House and Wilson play poker with House's friends, who House typically doesn't address by name, but by what they do. Chase calls House from the cancer patient's home - he has found men's clothing. House realizes that Wilson has been having an affair with the cancer patient - she told House's patient that Wilson wanted an invitation to the poker game.
The patient's father comes to the team to tell them his son wants to be discharged.

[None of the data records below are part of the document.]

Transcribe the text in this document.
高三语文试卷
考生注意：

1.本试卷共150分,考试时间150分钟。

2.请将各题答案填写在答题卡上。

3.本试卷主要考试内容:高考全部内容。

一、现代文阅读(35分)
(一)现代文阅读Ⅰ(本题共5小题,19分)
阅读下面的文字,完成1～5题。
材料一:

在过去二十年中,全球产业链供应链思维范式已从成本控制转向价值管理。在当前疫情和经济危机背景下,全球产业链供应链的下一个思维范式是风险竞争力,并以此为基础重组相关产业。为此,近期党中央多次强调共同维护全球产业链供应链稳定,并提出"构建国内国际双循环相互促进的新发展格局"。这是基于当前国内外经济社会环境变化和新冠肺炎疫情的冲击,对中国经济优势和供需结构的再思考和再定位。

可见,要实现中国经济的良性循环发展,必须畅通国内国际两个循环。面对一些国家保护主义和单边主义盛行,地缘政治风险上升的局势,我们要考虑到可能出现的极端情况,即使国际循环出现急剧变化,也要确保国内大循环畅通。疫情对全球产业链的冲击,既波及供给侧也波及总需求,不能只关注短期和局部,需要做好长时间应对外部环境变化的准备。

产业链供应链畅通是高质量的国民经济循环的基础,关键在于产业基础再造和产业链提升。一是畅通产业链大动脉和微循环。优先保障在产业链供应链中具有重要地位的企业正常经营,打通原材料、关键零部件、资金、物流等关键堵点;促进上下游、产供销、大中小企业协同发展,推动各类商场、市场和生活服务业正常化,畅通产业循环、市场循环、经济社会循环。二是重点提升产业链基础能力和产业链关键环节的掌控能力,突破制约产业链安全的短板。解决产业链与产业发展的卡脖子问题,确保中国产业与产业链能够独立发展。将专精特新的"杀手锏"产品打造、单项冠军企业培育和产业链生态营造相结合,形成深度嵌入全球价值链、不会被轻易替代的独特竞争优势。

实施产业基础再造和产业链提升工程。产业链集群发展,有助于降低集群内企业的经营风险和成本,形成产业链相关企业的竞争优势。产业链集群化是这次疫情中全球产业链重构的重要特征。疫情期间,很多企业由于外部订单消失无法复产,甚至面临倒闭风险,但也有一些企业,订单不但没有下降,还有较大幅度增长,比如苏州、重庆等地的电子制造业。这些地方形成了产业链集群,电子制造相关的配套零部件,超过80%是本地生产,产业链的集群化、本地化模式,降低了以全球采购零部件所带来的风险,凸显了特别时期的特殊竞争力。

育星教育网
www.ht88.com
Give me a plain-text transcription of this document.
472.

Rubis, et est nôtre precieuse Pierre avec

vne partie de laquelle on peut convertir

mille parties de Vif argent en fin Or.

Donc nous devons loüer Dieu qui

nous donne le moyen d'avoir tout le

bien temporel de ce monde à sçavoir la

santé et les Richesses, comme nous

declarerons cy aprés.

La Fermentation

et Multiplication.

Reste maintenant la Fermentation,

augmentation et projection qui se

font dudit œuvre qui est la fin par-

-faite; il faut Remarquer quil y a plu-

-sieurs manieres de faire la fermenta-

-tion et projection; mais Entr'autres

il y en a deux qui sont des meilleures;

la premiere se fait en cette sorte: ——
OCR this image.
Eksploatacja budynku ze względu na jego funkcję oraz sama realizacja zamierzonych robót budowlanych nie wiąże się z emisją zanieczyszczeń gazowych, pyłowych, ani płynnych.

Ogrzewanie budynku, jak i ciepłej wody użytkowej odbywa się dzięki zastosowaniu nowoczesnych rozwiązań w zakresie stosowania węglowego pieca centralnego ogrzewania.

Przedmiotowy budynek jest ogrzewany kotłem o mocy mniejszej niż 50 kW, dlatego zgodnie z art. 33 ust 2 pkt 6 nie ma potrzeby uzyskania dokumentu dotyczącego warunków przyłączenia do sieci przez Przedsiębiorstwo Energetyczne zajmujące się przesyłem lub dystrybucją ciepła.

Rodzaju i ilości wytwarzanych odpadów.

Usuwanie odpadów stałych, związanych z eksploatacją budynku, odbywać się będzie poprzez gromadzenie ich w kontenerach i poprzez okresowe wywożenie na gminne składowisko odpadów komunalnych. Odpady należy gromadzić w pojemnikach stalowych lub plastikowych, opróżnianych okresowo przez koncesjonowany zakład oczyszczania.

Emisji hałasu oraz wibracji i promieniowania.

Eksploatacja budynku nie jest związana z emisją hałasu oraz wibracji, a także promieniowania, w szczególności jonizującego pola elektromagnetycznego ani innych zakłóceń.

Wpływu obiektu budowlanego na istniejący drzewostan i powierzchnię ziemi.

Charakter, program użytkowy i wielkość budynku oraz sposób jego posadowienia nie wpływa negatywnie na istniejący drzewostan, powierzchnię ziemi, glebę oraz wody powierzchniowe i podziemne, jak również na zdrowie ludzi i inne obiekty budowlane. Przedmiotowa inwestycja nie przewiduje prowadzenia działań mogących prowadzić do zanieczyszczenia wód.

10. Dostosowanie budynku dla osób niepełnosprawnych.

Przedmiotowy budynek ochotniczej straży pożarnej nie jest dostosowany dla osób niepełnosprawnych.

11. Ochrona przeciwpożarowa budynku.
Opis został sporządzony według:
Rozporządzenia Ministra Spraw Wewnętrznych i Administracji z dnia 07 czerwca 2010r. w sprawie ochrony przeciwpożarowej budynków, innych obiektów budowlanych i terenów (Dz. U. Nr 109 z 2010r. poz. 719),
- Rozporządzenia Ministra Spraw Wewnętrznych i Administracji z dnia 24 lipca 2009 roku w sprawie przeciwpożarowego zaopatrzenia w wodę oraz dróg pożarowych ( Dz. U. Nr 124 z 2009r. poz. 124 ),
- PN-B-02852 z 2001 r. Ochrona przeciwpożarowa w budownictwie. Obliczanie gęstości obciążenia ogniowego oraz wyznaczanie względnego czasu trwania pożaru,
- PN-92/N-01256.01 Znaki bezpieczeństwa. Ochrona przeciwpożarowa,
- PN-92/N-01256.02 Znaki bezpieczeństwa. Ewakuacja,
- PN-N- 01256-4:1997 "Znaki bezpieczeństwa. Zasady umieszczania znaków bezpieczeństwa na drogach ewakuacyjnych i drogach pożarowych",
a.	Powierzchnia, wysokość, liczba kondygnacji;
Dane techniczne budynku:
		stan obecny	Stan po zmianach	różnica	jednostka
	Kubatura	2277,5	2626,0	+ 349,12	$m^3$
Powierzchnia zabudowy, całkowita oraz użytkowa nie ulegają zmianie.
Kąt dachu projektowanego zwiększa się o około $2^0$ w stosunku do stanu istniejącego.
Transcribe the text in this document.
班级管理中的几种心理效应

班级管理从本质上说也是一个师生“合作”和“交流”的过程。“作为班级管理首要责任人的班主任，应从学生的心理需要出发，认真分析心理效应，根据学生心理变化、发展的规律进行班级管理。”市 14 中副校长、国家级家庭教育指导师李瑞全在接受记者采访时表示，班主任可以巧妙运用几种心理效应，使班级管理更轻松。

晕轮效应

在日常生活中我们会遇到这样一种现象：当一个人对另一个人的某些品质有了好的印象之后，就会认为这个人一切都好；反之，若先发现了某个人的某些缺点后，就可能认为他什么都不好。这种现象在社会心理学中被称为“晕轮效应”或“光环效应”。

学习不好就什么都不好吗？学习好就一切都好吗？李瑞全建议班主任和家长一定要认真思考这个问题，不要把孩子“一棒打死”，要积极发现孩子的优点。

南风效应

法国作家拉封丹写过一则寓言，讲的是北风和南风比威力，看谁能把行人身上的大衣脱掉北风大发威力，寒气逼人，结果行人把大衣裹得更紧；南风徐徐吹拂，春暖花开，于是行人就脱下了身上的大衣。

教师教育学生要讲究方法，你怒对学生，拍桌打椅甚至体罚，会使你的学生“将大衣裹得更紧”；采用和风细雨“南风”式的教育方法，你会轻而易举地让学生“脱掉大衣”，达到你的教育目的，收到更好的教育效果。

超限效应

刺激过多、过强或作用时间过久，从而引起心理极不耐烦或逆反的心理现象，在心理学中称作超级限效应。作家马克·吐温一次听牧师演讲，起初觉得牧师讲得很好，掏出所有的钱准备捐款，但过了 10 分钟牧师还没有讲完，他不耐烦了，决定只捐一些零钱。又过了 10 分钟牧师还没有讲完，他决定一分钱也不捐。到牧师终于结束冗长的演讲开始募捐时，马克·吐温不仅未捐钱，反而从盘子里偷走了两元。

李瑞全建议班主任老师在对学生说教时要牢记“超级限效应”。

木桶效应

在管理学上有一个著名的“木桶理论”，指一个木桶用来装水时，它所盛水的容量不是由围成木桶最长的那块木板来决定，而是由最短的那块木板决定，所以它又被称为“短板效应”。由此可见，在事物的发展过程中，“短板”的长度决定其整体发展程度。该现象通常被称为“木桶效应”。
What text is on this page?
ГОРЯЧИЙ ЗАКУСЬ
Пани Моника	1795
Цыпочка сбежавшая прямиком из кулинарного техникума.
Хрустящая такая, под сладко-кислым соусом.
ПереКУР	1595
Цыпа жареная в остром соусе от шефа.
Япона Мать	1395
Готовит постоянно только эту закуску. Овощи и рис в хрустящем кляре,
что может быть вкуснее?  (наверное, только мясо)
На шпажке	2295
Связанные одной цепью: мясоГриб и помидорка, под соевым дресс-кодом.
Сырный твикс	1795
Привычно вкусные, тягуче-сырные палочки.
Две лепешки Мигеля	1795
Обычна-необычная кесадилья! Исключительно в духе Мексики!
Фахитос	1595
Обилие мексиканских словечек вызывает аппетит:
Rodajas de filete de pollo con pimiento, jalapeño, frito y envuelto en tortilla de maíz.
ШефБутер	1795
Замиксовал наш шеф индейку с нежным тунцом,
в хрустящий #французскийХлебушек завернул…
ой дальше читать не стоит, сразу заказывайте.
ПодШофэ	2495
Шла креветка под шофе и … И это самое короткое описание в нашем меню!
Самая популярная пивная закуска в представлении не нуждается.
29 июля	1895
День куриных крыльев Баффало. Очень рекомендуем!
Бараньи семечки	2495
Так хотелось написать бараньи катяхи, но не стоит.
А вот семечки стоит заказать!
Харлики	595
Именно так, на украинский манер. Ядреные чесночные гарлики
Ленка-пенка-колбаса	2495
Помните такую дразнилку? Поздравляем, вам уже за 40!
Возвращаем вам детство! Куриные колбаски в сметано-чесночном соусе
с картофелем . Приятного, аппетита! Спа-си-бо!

House and Wilson discuss Wilson's ethical lapse. Wilson rationalizes what happened. Wilson moved in with her after he left House's apartment and lied to House about it. House challenges Wilson about his need for needy people, which also explains his three failed marriages. He reminds him about his license being in jeopardy, but Wilson thinks that House is only mad because he didn't figure it out before.
The patient has a fever which can't be explained by the tumors. House figures that they were just lucky to find the tumors, and that his original symptoms might have been caused by something else. House orders a lumbar puncture, but the patient and father refuse it. The father wants to leave the matter in god's hands.
House goes to Wilson for help. He thinks it still might be the tuberos sclerosis. However, House realizes that the patient passed on a virus to the cancer patient, most likely herpes encephalitis, which can often attack cancer cells.
The patient is still refusing tests, but House only wants to look for sores on his body. The father agrees with Wilson that looking for sores isn't a medical test, and that the patient's water drinking was a futile attempt to purify himself. The son has the sores, indicating he has had sexual contact, but confirming the diagnosis and treatment.
The patient comes in to apologize to House for misleading him. The patient admits he would like to have House's certainty. House realizes that Chase was the one keeping score, and Chase agrees to a 3-3 tie. Chase refuses to knock off a point for the virus attacking the cancer because of the unlikelihood of the event. Wilson points out that it is possible to believe in something yet not live up to it. The cancer patient realizes she is still going to die, but has made plans to go to Florence.
- House figures out that Wilson is sleeping with Grace, his current cancer patient and that he is also living with her.
- It is soon shown that Chase is the one who put the House vs God scoreboard up in the first place.
The title of this episode refers to the ongoing contest between House and God.